In the past I have made Salmon-Cucumber Rounds, but I wanted to try something new. After searching some of my cookbooks, I came across a completely different salmon recipe: Black-Sesame Salmon Balls. Andy was skeptical (he’s not a huge fan of salmon, despite all the amazing health benefits!), but once he tried them he was raving about them to everyone who would listen! They’re fairly easy to make, so try them out — who couldn’t use a new twist for salmon?!
Black-Sesame Salmon Balls (from Food & Wine’s Annual Cookbook 2010)
Makes 2 dozen salmon balls (Note: I only got about 16 out of the recipe)

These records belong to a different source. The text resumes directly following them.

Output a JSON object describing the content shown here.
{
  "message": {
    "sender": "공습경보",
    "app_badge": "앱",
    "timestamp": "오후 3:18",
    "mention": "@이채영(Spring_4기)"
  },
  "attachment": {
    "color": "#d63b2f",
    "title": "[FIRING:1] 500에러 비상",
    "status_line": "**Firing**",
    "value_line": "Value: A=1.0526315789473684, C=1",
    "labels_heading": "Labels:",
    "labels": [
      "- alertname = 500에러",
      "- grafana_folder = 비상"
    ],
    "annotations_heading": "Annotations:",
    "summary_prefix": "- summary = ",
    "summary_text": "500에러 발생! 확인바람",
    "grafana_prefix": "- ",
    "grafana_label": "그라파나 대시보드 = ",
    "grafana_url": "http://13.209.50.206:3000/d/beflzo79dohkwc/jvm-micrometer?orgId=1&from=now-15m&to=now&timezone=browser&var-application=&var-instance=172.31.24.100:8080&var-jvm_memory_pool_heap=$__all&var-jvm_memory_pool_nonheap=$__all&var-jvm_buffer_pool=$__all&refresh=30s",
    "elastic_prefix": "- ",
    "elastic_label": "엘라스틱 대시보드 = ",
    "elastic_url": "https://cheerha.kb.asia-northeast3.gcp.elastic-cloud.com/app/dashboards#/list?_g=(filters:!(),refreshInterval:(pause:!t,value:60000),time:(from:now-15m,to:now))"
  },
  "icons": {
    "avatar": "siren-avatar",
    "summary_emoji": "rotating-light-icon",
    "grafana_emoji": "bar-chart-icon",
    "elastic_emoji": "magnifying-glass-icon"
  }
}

- 1 1/2 pounds skinless salmon fillet, cut into 1-inch cubes
- 1/4 cup plus 2 tablespoons finely chopped water chestnuts
- 1 large egg white
- 2 tablespoons cornstarch
- 1 teaspoon wasabi powder
- 4 small scallions, white and light green parts only, thinly sliced
- 2 1/2 teaspoons finely grated ginger
- Kosher salt and freshly ground pepper
- 1/2 cup black sesame seeds
- 2 tablespoons unseasoned rice vinegar
- 1/4 cup low-sodium soy sauce
- 1/2 teaspoon Asian sesame oil
- Spread the salmon cubes on a plate and freeze for 15 minutes. Transfer the salmon to a food processor. Add the water chestnuts, egg white, cornstarch, wasabi powder, three-fourths of the scallions, 1 1/2 teaspoons of the ginger, 2 teaspoons of kosher salt and a pinch of pepper. Pulse 4 or 5 times, until the salmon is chopped and the mixture just comes together. Transfer to a bowl.

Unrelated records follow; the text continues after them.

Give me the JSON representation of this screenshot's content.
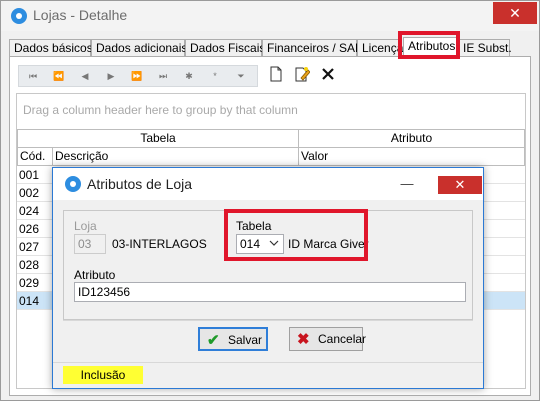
{
  "window": {
    "title": "Lojas - Detalhe",
    "close_glyph": "✕",
    "icon": "app-logo-icon"
  },
  "tabs": [
    {
      "label": "Dados básicos",
      "active": false
    },
    {
      "label": "Dados adicionais",
      "active": false
    },
    {
      "label": "Dados Fiscais",
      "active": false
    },
    {
      "label": "Financeiros / SAP",
      "active": false
    },
    {
      "label": "Licença",
      "active": false
    },
    {
      "label": "Atributos",
      "active": true
    },
    {
      "label": "IE Subst.",
      "active": false
    }
  ],
  "toolbar": {
    "nav_glyphs": [
      "⏮",
      "⏪",
      "◀",
      "▶",
      "⏩",
      "⏭",
      "✱",
      "*",
      "⏷"
    ],
    "new_icon": "new-document-icon",
    "edit_icon": "edit-document-icon",
    "delete_icon": "delete-icon"
  },
  "grid": {
    "group_hint": "Drag a column header here to group by that column",
    "bands": {
      "tabela": "Tabela",
      "atributo": "Atributo"
    },
    "columns": {
      "cod": "Cód.",
      "descricao": "Descrição",
      "valor": "Valor"
    },
    "rows": [
      {
        "cod": "001"
      },
      {
        "cod": "002"
      },
      {
        "cod": "024"
      },
      {
        "cod": "026"
      },
      {
        "cod": "027"
      },
      {
        "cod": "028"
      },
      {
        "cod": "029"
      },
      {
        "cod": "014"
      }
    ]
  },
  "dialog": {
    "title": "Atributos de Loja",
    "minimize_glyph": "—",
    "close_glyph": "✕",
    "loja_label": "Loja",
    "loja_code": "03",
    "loja_name": "03-INTERLAGOS",
    "tabela_label": "Tabela",
    "tabela_value": "014",
    "tabela_desc": "ID Marca Giver",
    "atributo_label": "Atributo",
    "atributo_value": "ID123456",
    "save_label": "Salvar",
    "cancel_label": "Cancelar",
    "status": "Inclusão"
  },
  "colors": {
    "highlight": "#e0162b",
    "accent": "#2b79d4",
    "selected_row": "#cce4f7",
    "status_badge": "#ffff33",
    "close_button": "#c9302c"
  }
}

- Spread the sesame seeds on a plate. Scoop the salmon mixture into mounds of 2 tablespoons each and roll into 24 balls. Roll the balls in the seeds and transfer to 2 glass pie plates. Set one of the plates in a large steamer. Steam the salmon balls over boiling water until firm, about 6 minutes. Repeat with the remaining salmon balls.
- Meanwhile, in a bowl, combine the vinegar, soy sauce and sesame oil with the remaining scallions and ginger. Serve the salmon balls with the dipping sauce.
What are some of your favorite cocktail party recipes?
*Note: I do not work with Food & Wine, nor was I compensated or asked to write this post.